If parsing encounters an error, a `Failure` is sent through the
channel which will be thrown as an `Exception`.

```
for $json.parse-many('[1,2,3][4,5,6]').list -> $record {
...Do something with each $record...
}
```

There is also a `.load-many` method, and subs for `from-json-many` and
`from-json-file-many`.

There is no delay option for the 'many' parsing. All objects are
completely received and separate from the parser object.
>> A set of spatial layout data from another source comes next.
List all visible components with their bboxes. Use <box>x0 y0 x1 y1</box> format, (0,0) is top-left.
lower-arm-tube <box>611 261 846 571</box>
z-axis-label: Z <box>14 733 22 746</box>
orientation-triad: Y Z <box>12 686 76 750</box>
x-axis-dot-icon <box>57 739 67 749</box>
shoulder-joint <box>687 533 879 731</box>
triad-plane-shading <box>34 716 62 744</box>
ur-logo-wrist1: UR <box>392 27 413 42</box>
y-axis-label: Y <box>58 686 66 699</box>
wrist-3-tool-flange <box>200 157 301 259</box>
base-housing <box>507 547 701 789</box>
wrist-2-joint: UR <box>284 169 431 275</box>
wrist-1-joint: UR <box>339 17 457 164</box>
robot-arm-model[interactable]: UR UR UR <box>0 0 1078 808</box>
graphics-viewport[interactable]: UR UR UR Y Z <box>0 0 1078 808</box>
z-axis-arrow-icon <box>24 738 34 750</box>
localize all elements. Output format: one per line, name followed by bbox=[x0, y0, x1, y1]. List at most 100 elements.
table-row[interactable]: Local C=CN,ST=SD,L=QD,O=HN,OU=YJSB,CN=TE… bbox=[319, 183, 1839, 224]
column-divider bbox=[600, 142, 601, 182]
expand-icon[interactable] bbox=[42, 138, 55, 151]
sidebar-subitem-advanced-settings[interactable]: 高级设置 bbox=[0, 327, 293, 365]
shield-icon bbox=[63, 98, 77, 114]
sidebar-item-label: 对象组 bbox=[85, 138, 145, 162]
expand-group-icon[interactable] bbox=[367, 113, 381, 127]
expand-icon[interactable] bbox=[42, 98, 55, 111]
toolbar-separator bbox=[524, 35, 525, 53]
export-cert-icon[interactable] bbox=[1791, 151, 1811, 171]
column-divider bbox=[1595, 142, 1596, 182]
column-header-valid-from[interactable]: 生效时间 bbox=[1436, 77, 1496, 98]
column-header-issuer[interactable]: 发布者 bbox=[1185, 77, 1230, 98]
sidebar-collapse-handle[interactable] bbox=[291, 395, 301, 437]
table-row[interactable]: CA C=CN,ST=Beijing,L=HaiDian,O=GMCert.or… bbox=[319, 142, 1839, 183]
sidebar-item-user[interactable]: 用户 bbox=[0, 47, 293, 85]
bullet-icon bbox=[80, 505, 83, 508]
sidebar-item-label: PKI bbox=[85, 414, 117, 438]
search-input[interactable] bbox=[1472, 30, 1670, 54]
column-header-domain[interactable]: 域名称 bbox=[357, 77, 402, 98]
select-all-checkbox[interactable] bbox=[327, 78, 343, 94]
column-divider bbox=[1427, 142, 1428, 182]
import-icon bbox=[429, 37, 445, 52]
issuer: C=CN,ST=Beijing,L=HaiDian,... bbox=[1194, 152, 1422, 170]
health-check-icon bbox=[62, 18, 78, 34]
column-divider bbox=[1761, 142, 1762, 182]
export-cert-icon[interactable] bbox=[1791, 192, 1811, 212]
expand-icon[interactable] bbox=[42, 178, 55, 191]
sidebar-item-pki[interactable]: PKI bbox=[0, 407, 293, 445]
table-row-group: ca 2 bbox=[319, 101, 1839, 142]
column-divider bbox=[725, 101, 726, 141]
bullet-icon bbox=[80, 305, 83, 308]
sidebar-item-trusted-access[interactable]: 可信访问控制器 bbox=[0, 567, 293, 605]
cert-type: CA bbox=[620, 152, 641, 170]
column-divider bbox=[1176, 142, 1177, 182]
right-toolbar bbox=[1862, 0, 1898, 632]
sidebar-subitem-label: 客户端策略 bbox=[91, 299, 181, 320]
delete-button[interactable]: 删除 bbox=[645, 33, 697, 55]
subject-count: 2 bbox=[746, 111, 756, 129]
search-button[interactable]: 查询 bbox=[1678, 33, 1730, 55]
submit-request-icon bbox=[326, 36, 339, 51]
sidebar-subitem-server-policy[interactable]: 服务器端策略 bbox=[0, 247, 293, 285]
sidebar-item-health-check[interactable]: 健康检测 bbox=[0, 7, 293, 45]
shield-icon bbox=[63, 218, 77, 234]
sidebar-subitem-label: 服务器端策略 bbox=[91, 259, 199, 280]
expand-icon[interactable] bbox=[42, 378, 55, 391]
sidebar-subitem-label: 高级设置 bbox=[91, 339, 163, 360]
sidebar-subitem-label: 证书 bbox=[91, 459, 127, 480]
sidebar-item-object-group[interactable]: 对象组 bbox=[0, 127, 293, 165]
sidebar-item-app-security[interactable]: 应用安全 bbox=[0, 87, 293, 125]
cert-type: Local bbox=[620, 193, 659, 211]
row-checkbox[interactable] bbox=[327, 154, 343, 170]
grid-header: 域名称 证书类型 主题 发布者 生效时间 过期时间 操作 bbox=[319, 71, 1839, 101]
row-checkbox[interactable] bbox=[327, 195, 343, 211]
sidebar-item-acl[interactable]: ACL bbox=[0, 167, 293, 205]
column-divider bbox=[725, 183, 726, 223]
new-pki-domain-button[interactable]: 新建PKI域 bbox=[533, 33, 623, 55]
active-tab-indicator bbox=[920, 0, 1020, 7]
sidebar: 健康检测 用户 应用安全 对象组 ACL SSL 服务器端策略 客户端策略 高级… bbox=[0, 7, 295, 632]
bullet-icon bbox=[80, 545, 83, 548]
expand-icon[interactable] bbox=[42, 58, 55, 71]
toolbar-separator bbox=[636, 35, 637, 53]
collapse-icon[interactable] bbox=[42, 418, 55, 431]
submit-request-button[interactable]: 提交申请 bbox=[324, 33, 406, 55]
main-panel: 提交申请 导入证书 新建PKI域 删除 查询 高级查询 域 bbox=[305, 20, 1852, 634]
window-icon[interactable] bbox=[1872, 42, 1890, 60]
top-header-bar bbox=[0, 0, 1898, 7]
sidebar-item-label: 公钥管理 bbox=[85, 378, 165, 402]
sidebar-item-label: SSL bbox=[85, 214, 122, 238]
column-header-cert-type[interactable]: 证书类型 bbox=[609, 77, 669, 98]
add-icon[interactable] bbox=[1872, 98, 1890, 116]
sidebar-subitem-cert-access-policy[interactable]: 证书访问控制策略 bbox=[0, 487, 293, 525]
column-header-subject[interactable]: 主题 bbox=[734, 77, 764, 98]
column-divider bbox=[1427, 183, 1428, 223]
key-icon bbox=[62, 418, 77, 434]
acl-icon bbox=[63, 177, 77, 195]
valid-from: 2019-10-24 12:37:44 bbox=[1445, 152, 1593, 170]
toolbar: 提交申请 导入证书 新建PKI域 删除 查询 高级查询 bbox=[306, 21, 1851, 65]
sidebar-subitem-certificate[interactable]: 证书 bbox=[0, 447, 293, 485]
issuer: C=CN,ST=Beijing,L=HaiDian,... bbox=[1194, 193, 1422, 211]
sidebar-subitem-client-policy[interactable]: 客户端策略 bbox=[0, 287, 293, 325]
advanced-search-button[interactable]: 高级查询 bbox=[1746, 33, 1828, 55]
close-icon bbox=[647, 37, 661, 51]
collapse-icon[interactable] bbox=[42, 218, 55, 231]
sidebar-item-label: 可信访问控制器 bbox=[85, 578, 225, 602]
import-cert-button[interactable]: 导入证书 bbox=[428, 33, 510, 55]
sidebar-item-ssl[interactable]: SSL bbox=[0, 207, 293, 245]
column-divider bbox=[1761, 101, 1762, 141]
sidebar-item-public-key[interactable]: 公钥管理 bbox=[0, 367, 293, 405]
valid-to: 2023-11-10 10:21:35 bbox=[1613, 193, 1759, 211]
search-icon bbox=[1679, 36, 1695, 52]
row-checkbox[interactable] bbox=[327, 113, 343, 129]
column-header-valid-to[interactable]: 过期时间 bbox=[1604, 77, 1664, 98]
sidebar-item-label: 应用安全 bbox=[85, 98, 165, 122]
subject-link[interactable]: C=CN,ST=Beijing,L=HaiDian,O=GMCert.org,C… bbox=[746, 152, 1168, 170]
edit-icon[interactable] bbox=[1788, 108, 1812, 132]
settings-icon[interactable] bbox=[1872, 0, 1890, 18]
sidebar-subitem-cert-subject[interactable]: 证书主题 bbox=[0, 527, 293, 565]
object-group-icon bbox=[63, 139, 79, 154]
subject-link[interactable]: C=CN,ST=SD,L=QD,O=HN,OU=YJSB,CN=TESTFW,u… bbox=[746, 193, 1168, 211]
## Maximum depth of parsing

By default the maximum depth of JSON data structures is 1024. This
can be set manually with the `:max-depth` option on intial object
creation, or with the `.allocate` method.

```
my $json = JSON::simd.new(max-depth => 16);
$json.allocate(max-depth => 32);
```

## Manual capacity allocation

The simdjson library automatically expands its memory capacity when
larger documents are parsed, so that you don't unexpectedly fail. In a
short process that reads a bunch of files and then exits, this works
pretty flawlessly.

You can query the current capacity like this:
```
say $json.capacity;
```

For better control of memory in long running processes, the simdjson
library lets you adjust your allocation strategy to prevent your
server from growing without bound.

```
my $json = JSON::simd.new(max-capacity => 1_000_0000);
```

You can also manually set the allocation (setting max-capacity to 0
prevents it from ever auto-expanding):

```
my $json = JSON::simd.new(max-capacity => 0, size => 1_000_000);
$json.allocate(size => 2_000_000); # Manually reset capacity;
```

More information is available at [Server Loops: Long-Running Processes and Memory Capacity](https://github.com/simdjson/simdjson/blob/master/doc/performance.md#server-loops-long-running-processes-and-memory-capacity).

## Implementation

`simdjson` has highly tuned implementations for various processor
capabilities. When first run, they test the processor and choose the
best implementation. If you are curious, you can see which
implementation is active:

```
say JSON::simd.implmentation-name, JSON::simd.implementation-description;
```

# Installation

This library is very dependent on 64-bit architectures and should only
be installed on a 64-bit OS.

Building the C++ library requires a C++ compiler. The commands below
may or may not help you install one.

For Windows and MacOS, pre-built libraries are also available as fallbacks
if the build doesn't find a compiler.

If you have trouble installing, please file an issue with as many
details about your setup as possible.

* Debian/Ubuntu

```
apt update
apt install -y g++
zef install JSON::simd
```

If you get g++ compiling errors, it may be due to an older compiler.
You can try this and then the commands above:

```
echo deb http://ftp.us.debian.org/debian testing main contrib non-free >> /etc/apt/sources.list
```

* Alpine Linux

```
apt add --update --no-cache g++
zef install JSON::simd
```

* CentOS

```
yum install -y gcc-c++
zef install JSON::simd
```

# License

The original `simdjson` code is available under Apache License 2.0.

The additional interface code and Raku bindings are Copyright © 2020
United States Government as represented by the Administrator, National
Aeronautics and Space Administration. No Copyright is claimed in the
United States under Title 17, U.S. Code. All Other Rights Reserved.